Car l’enseignement de La Gantoise n’est pas celle du passager clandestin admirable s’immisçant à force d’héroïsme au milieu des géants. Il ressemble d’avantage à celui qu’avait déjà donné la défense en zone en 4-5-1 de l’Atletico de Simeone en 2014 à une Europe somnolente. Cette saison, La Gantoise, à chacun de ses matches européens donne à son tour un cours d’intelligence. Avec 26 millions de budget (soit moins que le SM Caen en Ligue 1), il y a comme une ivresse à contempler combien l’imagination, quand elle est bien employée, est une ressource inépuisable. C’est ainsi que quelques secondes avant leur premier match contre Lyon, on vit sur le line-up une drôle de forme se dessiner. 3 défenseurs, 2 demis, 2 inters, 3 attaquants. C’était un WM, la disposition qu’on se refusait à jouer depuis 1953 et la victoire du 4-2-4 hongrois contre les Anglais à Wembley.
Ensuite, pour le match retour ce fut un 3-4-3 d’un type nouveau où les milieux jouaient en couverture (et non en losange comme chez Cruyff). Contre le Zenit mercredi soir on vit des transmissions rapides sur les côtés (Moses Simon côté gauche en relais avec Asare et Rafinha), des appuis tout en coups de hanches et amorties de poitrail par Depoitre, des changements de côtés par Kums et une formation systématique en attaque placée avec 4 joueurs sur la ligne adverse (Foket-Milisevic-Depoitre-Simon) pour faire reculer toute la défense et deux intérieurs en percussion en deuxième ligne (Neto et Asaré).

La ruse et la force

On peut toujours ricaner, se dire qu’ils n’iront pas bien loin et taper dans le dos de Vanhaezebrouck en prenant l’accent belge. Les petits de la Gantoise, certes, ne sont pas des génies, ni des innovateurs tactiques empanachés comme Pep ou ceux qu’on aime admirer sur les bancs d’Europe les mieux lustrés. Mais ceux-là, s’ils nous ressemblent, c’est qu’ils portent encore jusqu’au fond de leurs oreilles les traces de la boue collante qui recouvrent tous les terrains du Nord en cette saison. Ils n’ont ni la grâce des footballeurs latins, ni l’allure rafraîchie des joueurs venus du Sud. Mais si La Gantoise est l’équipe la plus intéressante de ces huitièmes de finale c’est qu’elle pousse son adversaire à réfléchir, à inventer des réponses à des problèmes tactiques dont on pensait qu’ils n’avaient plus cours en 2015.

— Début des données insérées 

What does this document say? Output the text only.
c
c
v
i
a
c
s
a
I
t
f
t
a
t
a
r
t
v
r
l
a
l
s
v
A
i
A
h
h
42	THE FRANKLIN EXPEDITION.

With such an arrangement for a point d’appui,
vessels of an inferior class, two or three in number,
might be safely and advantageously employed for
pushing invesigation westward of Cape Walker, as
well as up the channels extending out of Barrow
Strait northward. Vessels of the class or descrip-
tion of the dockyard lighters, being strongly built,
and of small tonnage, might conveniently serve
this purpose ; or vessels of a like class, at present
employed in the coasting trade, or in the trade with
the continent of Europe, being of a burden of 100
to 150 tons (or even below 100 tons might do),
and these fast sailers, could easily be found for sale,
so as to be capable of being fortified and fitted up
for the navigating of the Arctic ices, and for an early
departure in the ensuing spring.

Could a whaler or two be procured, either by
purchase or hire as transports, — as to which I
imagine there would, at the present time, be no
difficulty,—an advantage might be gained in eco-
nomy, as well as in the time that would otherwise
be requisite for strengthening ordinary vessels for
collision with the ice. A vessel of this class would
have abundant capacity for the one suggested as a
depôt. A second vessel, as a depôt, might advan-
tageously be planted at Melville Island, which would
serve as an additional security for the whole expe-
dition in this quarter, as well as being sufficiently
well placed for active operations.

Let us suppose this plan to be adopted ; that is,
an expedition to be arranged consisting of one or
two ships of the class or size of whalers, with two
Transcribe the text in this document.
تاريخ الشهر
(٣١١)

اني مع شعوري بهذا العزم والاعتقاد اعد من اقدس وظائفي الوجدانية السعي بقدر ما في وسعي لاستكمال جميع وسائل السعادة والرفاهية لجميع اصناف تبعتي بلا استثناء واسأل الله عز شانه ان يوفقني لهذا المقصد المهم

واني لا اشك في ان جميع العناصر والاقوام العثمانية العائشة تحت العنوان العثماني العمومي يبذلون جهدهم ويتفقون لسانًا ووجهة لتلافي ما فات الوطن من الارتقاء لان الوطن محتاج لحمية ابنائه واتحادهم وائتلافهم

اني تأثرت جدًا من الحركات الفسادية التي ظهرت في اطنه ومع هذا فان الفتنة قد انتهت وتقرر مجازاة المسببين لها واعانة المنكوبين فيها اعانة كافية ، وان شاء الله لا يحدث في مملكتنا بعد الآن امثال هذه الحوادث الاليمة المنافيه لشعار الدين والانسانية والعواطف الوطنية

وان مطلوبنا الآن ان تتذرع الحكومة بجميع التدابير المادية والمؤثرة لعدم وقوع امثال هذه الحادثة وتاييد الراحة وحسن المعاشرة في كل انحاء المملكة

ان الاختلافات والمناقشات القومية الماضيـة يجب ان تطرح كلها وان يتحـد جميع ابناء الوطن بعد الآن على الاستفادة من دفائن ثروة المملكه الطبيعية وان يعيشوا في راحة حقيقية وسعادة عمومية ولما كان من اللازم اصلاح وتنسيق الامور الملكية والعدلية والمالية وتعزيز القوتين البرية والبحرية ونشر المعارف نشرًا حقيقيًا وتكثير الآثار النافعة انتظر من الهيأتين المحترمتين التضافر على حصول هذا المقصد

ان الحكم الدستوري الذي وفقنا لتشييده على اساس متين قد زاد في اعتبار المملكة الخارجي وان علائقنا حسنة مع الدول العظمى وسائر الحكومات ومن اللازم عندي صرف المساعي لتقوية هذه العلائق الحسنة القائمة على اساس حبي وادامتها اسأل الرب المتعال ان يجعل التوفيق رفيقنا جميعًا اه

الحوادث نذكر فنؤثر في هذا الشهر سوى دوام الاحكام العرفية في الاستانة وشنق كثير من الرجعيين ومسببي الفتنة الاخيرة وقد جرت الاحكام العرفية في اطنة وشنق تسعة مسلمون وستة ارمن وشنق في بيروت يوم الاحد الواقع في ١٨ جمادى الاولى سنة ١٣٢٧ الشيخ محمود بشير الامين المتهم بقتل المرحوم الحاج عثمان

Comment défendre, comme en 1953, contre une ligne de 5 attaquants dont l’un n’a de cesse de reculer ? Comment empêcher les ailiers de prendre appui sur les demis avant de déborder comme dans les années du 4-2-4 ? Comment arrêter un géant au milieu d’une surface comme dans les années du WM en Angleterre ? Si ces Belges sont nos amis c’est qu’ils ont l’art de nous contredire avec rondeur et élégance. Le football est d’abord un jeu d’intelligence et de stratégie. La matière de la Coupe d’Europe c’est donc la matière grise. C’est la meilleure leçon de l’école de Gand.